Filsafat kematian Hegel
Hegel selama ini terkenal dengan dialektika, padahal masalah kematian, keabadian jiwa, dan waktu juga menjadi tema kunci. Tema kunci itu diteropong dari esensi dialektika, yaitu negativa atau negasi di mana proses dialektika antara tesis dan antitesis melibatkan proses menegasi sesuatu atau menyangkal sesuatu (unsur negatif) sekaligus transformasi (unsur positif) ke level lebih tinggi alias sintesis. Proses ini disebut Aufheben (F.Kennedy Sitorus, "Hegel tentang Dialektika Maut", dalam Filsafat Maut, KPG, 2025).
Negativitas ada dalam seluruh realitas. Tuhan sebagai yang tak-terbatas menegasikan diri-Nya sendiri demi menghasilkan yang-lain yang-terbatas, yaitu dunia beserta isinya termasuk manusia. Sebagai yang-terbatas, manusia mewaktu secara terbatas, sehingga dalam kehidupan setiap manusia sudah terkandung Negativitasnya, yaitu kematian. Inilah yang disebut Hegel sebagai "Bibit kematian" (Keim des Todes).

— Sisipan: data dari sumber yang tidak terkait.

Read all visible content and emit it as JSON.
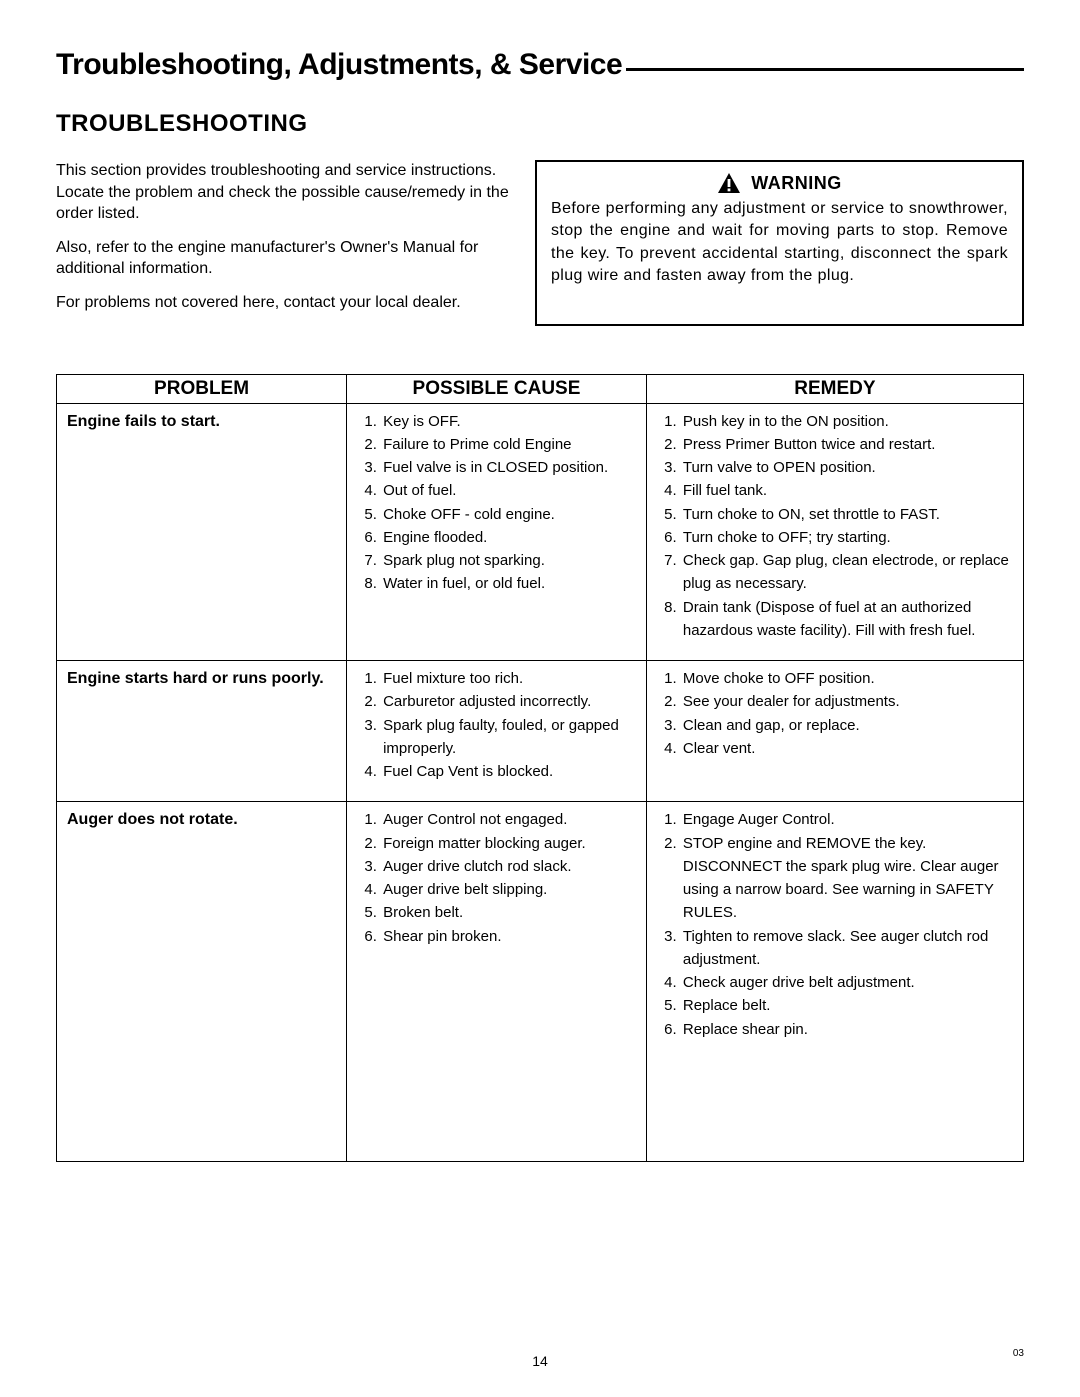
{
  "page": {
    "title": "Troubleshooting, Adjustments, & Service",
    "section_heading": "TROUBLESHOOTING",
    "page_number": "14",
    "rev": "03"
  },
  "intro": {
    "p1": "This section provides troubleshooting and service instructions. Locate the problem and check the possible cause/remedy in the order listed.",
    "p2": "Also, refer to the engine manufacturer's Owner's Manual for additional information.",
    "p3": "For problems not covered here, contact your local dealer."
  },
  "warning": {
    "label": "WARNING",
    "body": "Before performing any adjustment or service to snowthrower, stop the engine and wait for moving parts to stop. Remove the key. To prevent accidental starting, disconnect the spark plug wire and fasten away from the plug."
  },
  "table": {
    "headers": {
      "problem": "PROBLEM",
      "cause": "POSSIBLE CAUSE",
      "remedy": "REMEDY"
    },
    "rows": [
      {
        "problem": "Engine fails to start.",
        "causes": [
          "Key is OFF.",
          "Failure to Prime cold Engine",
          "Fuel valve is in CLOSED position.",
          "Out of fuel.",
          "Choke OFF - cold engine.",
          "Engine flooded.",
          "Spark plug not sparking.",
          "Water in fuel, or old  fuel."
        ],
        "remedies": [
          "Push key in to the ON position.",
          "Press Primer Button twice and restart.",
          "Turn valve to OPEN position.",
          "Fill fuel tank.",
          "Turn choke to ON, set throttle to FAST.",
          "Turn choke to OFF; try starting.",
          "Check gap. Gap plug, clean electrode, or replace plug as necessary.",
          "Drain tank (Dispose of fuel at an authorized hazardous waste facility). Fill with fresh fuel."
        ]
      },
      {
        "problem": "Engine starts hard or runs poorly.",
        "causes": [
          "Fuel mixture too rich.",
          "Carburetor adjusted incorrectly.",
          "Spark plug faulty, fouled, or gapped improperly.",
          "Fuel Cap Vent is blocked."
        ],
        "remedies": [
          "Move choke to OFF position.",
          "See your dealer for adjustments.",
          "Clean and gap, or replace.",
          "Clear vent."
        ]
      },
      {
        "problem": "Auger does not rotate.",
        "causes": [
          "Auger Control not engaged.",
          "Foreign matter blocking auger.",
          "Auger drive clutch rod slack.",
          "Auger drive belt slipping.",
          "Broken belt.",
          "Shear pin broken."
        ],
        "remedies": [
          "Engage Auger Control.",
          "STOP engine and REMOVE the key. DISCONNECT the spark plug wire. Clear auger using a narrow board. See warning in SAFETY RULES.",
          "Tighten to remove slack. See auger clutch rod adjustment.",
          "Check auger drive belt adjustment.",
          "Replace belt.",
          "Replace shear pin."
        ]
      }
    ]
  }
}
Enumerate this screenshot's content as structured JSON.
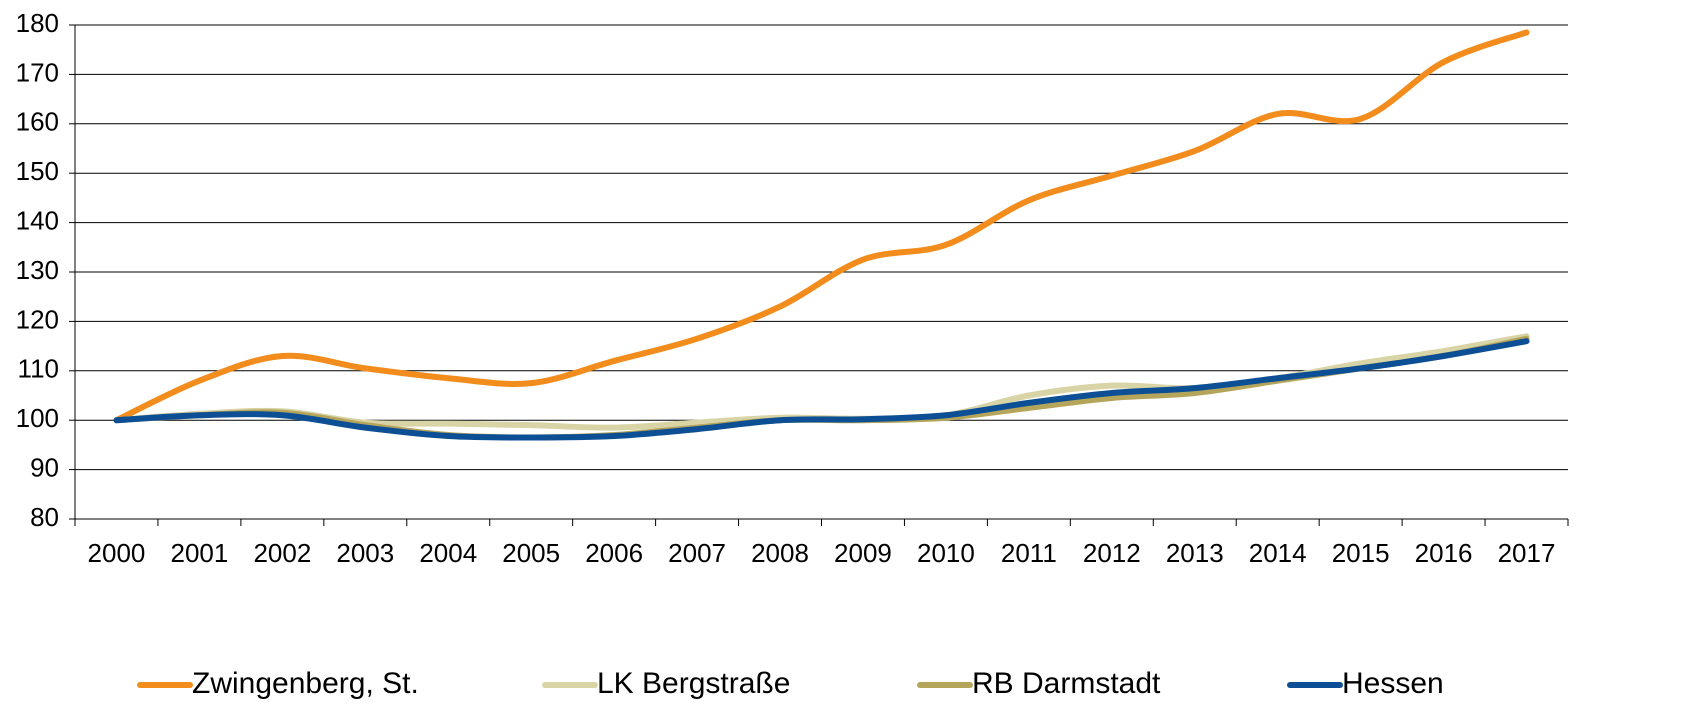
{
  "chart_data": {
    "type": "line",
    "categories": [
      "2000",
      "2001",
      "2002",
      "2003",
      "2004",
      "2005",
      "2006",
      "2007",
      "2008",
      "2009",
      "2010",
      "2011",
      "2012",
      "2013",
      "2014",
      "2015",
      "2016",
      "2017"
    ],
    "series": [
      {
        "name": "Zwingenberg, St.",
        "color": "#f28c1c",
        "values": [
          100,
          108,
          113,
          110.5,
          108.5,
          107.5,
          112,
          116.5,
          123,
          132.5,
          135.5,
          144.5,
          149.5,
          154.5,
          162,
          161,
          172.5,
          178.5
        ]
      },
      {
        "name": "LK Bergstraße",
        "color": "#d9d4a6",
        "values": [
          100,
          101.3,
          101.8,
          99.5,
          99.3,
          99,
          98.5,
          99.5,
          100.5,
          100.3,
          101,
          105,
          107,
          106.5,
          108.5,
          111.5,
          114,
          117
        ]
      },
      {
        "name": "RB Darmstadt",
        "color": "#b5a55a",
        "values": [
          100,
          101,
          101.5,
          99,
          97,
          96.5,
          97,
          98.5,
          100,
          100,
          100.5,
          102.5,
          104.5,
          105.5,
          108,
          110.5,
          113,
          116.5
        ]
      },
      {
        "name": "Hessen",
        "color": "#0d4f94",
        "values": [
          100,
          101,
          101,
          98.5,
          96.8,
          96.5,
          96.8,
          98.2,
          100,
          100.2,
          101,
          103.5,
          105.5,
          106.5,
          108.5,
          110.5,
          113,
          116
        ]
      }
    ],
    "ylim": [
      80,
      180
    ],
    "yticks": [
      80,
      90,
      100,
      110,
      120,
      130,
      140,
      150,
      160,
      170,
      180
    ],
    "grid": true,
    "legend": "bottom"
  }
}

Namun, dengan adanya bibit kematian ini, manusia menjadi termotivasi untuk mengisi makna hidupnya sebagai makhluk produktif dengan melakukan berbagai aktivitas yang mengaktualisasikan proyek hidupnya semaksimal mungkin hingga selesai, yaitu ketika kematian menjemput.

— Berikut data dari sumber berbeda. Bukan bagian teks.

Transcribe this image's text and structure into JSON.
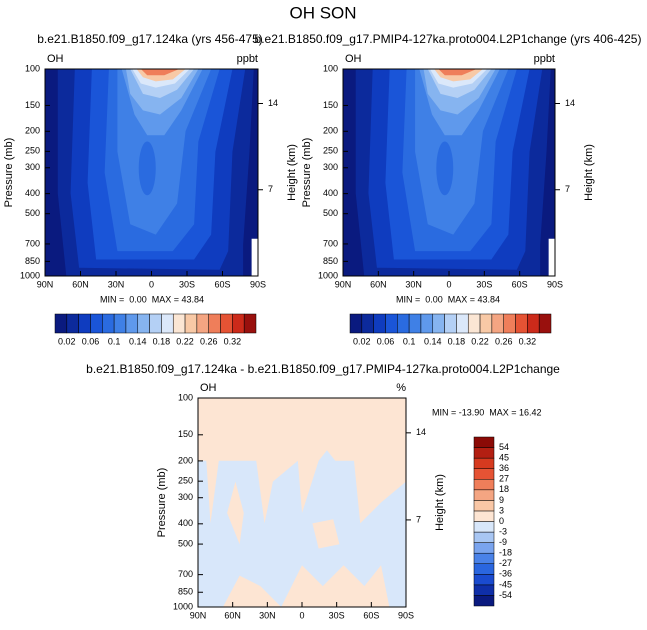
{
  "title": "OH SON",
  "chart_data": [
    {
      "type": "contour",
      "title": "b.e21.B1850.f09_g17.124ka (yrs 456-475)",
      "field_label": "OH",
      "units": "ppbt",
      "ylabel": "Pressure (mb)",
      "y2label": "Height (km)",
      "stats": "MIN =  0.00  MAX = 43.84",
      "xlim": [
        90,
        -90
      ],
      "xticks": [
        {
          "value": 90,
          "label": "90N"
        },
        {
          "value": 60,
          "label": "60N"
        },
        {
          "value": 30,
          "label": "30N"
        },
        0,
        {
          "value": -30,
          "label": "30S"
        },
        {
          "value": -60,
          "label": "60S"
        },
        {
          "value": -90,
          "label": "90S"
        }
      ],
      "ylim": [
        1000,
        100
      ],
      "y_scale": "log",
      "yticks": [
        100,
        150,
        200,
        250,
        300,
        400,
        500,
        700,
        850,
        1000
      ],
      "y2lim": [
        0,
        16.8
      ],
      "y2ticks": [
        14,
        7
      ],
      "colorbar": {
        "orientation": "horizontal",
        "labels": [
          0.02,
          0.06,
          0.1,
          0.14,
          0.18,
          0.22,
          0.26,
          0.32
        ],
        "colors": [
          "#0a1a7f",
          "#0c2a9c",
          "#0f3cbf",
          "#1a55d8",
          "#2a6be0",
          "#3f80e6",
          "#5f99ec",
          "#86b4f0",
          "#b4d0f5",
          "#dbe8fa",
          "#fbe6d4",
          "#f8c9a6",
          "#f4a582",
          "#ef7e5a",
          "#e55334",
          "#cc2a1a",
          "#99100d"
        ]
      }
    },
    {
      "type": "contour",
      "title": "b.e21.B1850.f09_g17.PMIP4-127ka.proto004.L2P1change (yrs 406-425)",
      "field_label": "OH",
      "units": "ppbt",
      "ylabel": "Pressure (mb)",
      "y2label": "Height (km)",
      "stats": "MIN =  0.00  MAX = 43.84",
      "xlim": [
        90,
        -90
      ],
      "xticks": [
        {
          "value": 90,
          "label": "90N"
        },
        {
          "value": 60,
          "label": "60N"
        },
        {
          "value": 30,
          "label": "30N"
        },
        0,
        {
          "value": -30,
          "label": "30S"
        },
        {
          "value": -60,
          "label": "60S"
        },
        {
          "value": -90,
          "label": "90S"
        }
      ],
      "ylim": [
        1000,
        100
      ],
      "y_scale": "log",
      "yticks": [
        100,
        150,
        200,
        250,
        300,
        400,
        500,
        700,
        850,
        1000
      ],
      "y2lim": [
        0,
        16.8
      ],
      "y2ticks": [
        14,
        7
      ],
      "colorbar": {
        "orientation": "horizontal",
        "labels": [
          0.02,
          0.06,
          0.1,
          0.14,
          0.18,
          0.22,
          0.26,
          0.32
        ],
        "colors": [
          "#0a1a7f",
          "#0c2a9c",
          "#0f3cbf",
          "#1a55d8",
          "#2a6be0",
          "#3f80e6",
          "#5f99ec",
          "#86b4f0",
          "#b4d0f5",
          "#dbe8fa",
          "#fbe6d4",
          "#f8c9a6",
          "#f4a582",
          "#ef7e5a",
          "#e55334",
          "#cc2a1a",
          "#99100d"
        ]
      }
    },
    {
      "type": "contour",
      "title": "b.e21.B1850.f09_g17.124ka - b.e21.B1850.f09_g17.PMIP4-127ka.proto004.L2P1change",
      "field_label": "OH",
      "units": "%",
      "ylabel": "Pressure (mb)",
      "y2label": "Height (km)",
      "stats": "MIN = -13.90  MAX = 16.42",
      "xlim": [
        90,
        -90
      ],
      "xticks": [
        {
          "value": 90,
          "label": "90N"
        },
        {
          "value": 60,
          "label": "60N"
        },
        {
          "value": 30,
          "label": "30N"
        },
        0,
        {
          "value": -30,
          "label": "30S"
        },
        {
          "value": -60,
          "label": "60S"
        },
        {
          "value": -90,
          "label": "90S"
        }
      ],
      "ylim": [
        1000,
        100
      ],
      "y_scale": "log",
      "yticks": [
        100,
        150,
        200,
        250,
        300,
        400,
        500,
        700,
        850,
        1000
      ],
      "y2lim": [
        0,
        16.8
      ],
      "y2ticks": [
        14,
        7
      ],
      "colorbar": {
        "orientation": "vertical",
        "labels": [
          -54,
          -45,
          -36,
          -27,
          -18,
          -9,
          -3,
          0,
          3,
          9,
          18,
          27,
          36,
          45,
          54
        ],
        "colors": [
          "#0a1a7f",
          "#0f2fa8",
          "#1a4bcf",
          "#2a66df",
          "#4a82e8",
          "#7aa4ee",
          "#a8c6f3",
          "#d8e7fa",
          "#fde5d3",
          "#f9c7a6",
          "#f4a582",
          "#ef7e5a",
          "#e55334",
          "#d63a1f",
          "#b31f12",
          "#8b0a06"
        ]
      }
    }
  ]
}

Saat mati, manusia sebagai individualitas kemudian kembali ke universalitas. Yang-terbatas kembali kepada Tuhan sehingga perbedaan antara universalitas dan individualitas terhapuskan. Jiwa manusia pun kembali kepada Tuhan. Dengan demikian, jiwa manusia menjadi abadi di dalam Tuhan.